We have a problem in SCEVExpander around expansion of non-linear addrecs. Expanding an addrec SCEVExpander emits an expression to compute the addrec at a given iteration number (using SCEVAddRecExpr::evaluateAtIteration). As an iteration number it uses the canonical induction variable of the loop. Canonical IV here is an IV starting at 0 and incremented by 1 on every iteration, {0,+,1}. When the loop doesn't have a canonical IV SCEVExpander inserts one. It uses the type of the addrec to be expanded as the type for the canonical IV. This is not always correct.
If the addrec to expand is a linear addrec {start,+,step}, the expression to compute the value at the given iteration i is:
(start + i * step) mod MaxType,
where MaxType is the maximum value in the type of the addrec.
A canonical IV of the same type as addrec corresponds to (i mod MaxType). Using this IV as the iteration number i works fine for linear addrecs:
(start + i * step) mod MaxType = (start mod MaxType) + (i mod MaxType) * (step mod MaxType)
This is because mod commutates with + and *, so we can sink mod (truncation) down to the operands.
But it's not correct for non-linear addrecs because the expression to compute the value on the given iteration involves division (see BinomialCoefficient function in ScalarEvolution.cpp).
For example, look at scev-expand-canonical-iv-type.ll test in this patch. In this example, loop-vectorize expands i8 {0,+,2,+,1} addrec in the loop without a canonical IV. It inserts a canonical IV of type i8 and uses in the expression to compute the value of the addrec at the given iteration.
The expression is:
((i * (i - 1)) /u 2 + 2 * i) mod 256
Using a i8 canonical IV effectively turns it into:
((i mod 256) * ((i mod 256) - 1)) /u 2 + 2 * (i mod 256)
This is not equal to the original expression, because mod and division (truncation and lshr) don't commutate. In this case we need to used a canonical IV of a wider type. For the exact SCEVs of this example see below [1].
SCEVExpander needs to be aware that expansion of an addrec might need an canonical IV of a type wider than the addrec. This patch fixes the issue by introducing SCEVAddRecExpr::minIterationWidthForEvaluateAtIteration method and using it in SCEVExpander.
This patch can be split into three distinct changes.
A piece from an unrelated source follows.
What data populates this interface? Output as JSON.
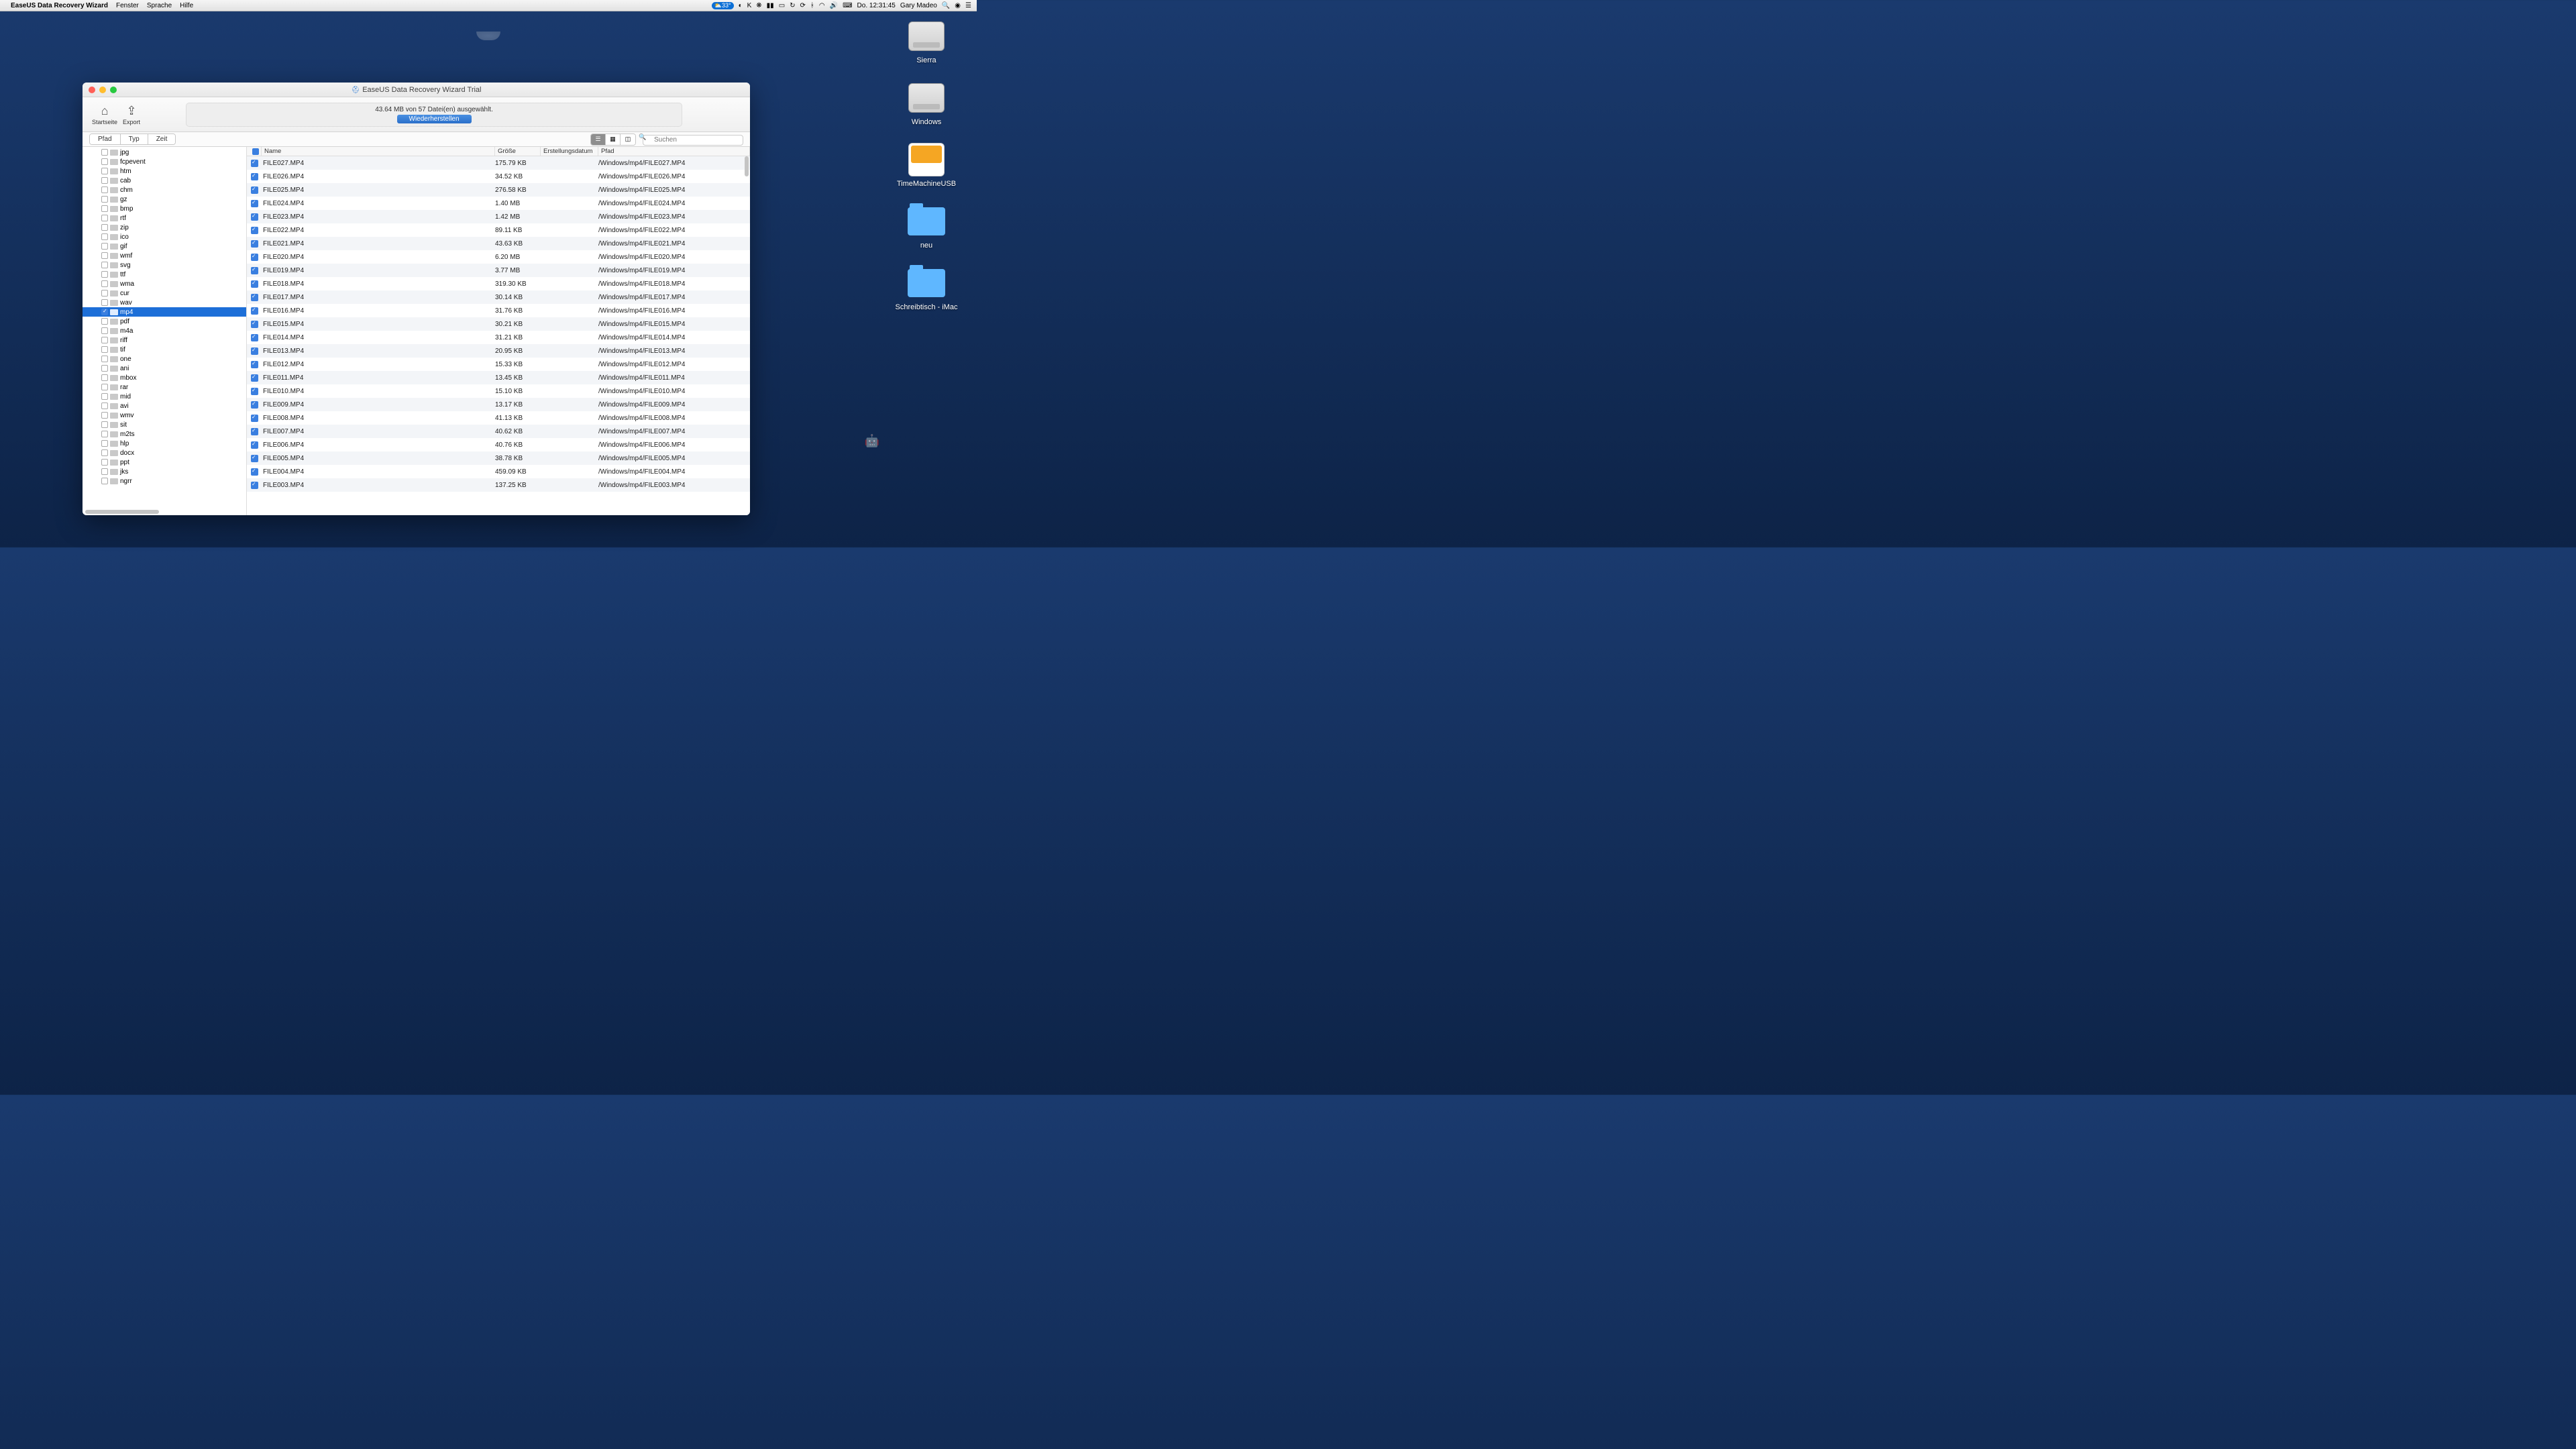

I plan to split them when integrating, but post the initial review with all three in one for better context.
- Prepare SCEVExpander::visitAddRecExpr to use CanonicalIV wider than the addrec.
- Introduce SCEVAddRecExpr::minIterationWidthForEvaluateAtIteration, MinIterationWidthForBinomialCoefficient with an assertion in BinomialCoefficient.
- Use SCEVAddRecExpr::minIterationWidthForEvaluateAtIteration in SCEVExpander::visitAddRecExpr to compute the type of the canonical IV.
This patch is currently going through our internal fuzzing and performance testing.
[1] Debug output from evaluateAtIteration before the fix:
evaluateAtIteration this = {0,+,2,+,1}<%outer_loop> evaluateAtIteration it = i8 %indvar evaluateAtIteration result = ((trunc i9 (((zext i8 (-1 + %indvar) to i9) * (zext i8 %indvar to i9)) /u 2) to i8) + (2 * %indvar))
After the fix:
evaluateAtIteration this = {0,+,2,+,1}<%outer_loop> evaluateAtIteration it = i9 %indvar evaluateAtIteration result = ((trunc i9 (((-1 + %indvar) * %indvar) /u 2) to i8) + (2 * (trunc i9 %indvar to i8)))
Does this mean that evaluateAtIteration may return an incorrect result? If so, I'd very much like to see an assert which trips on that usage.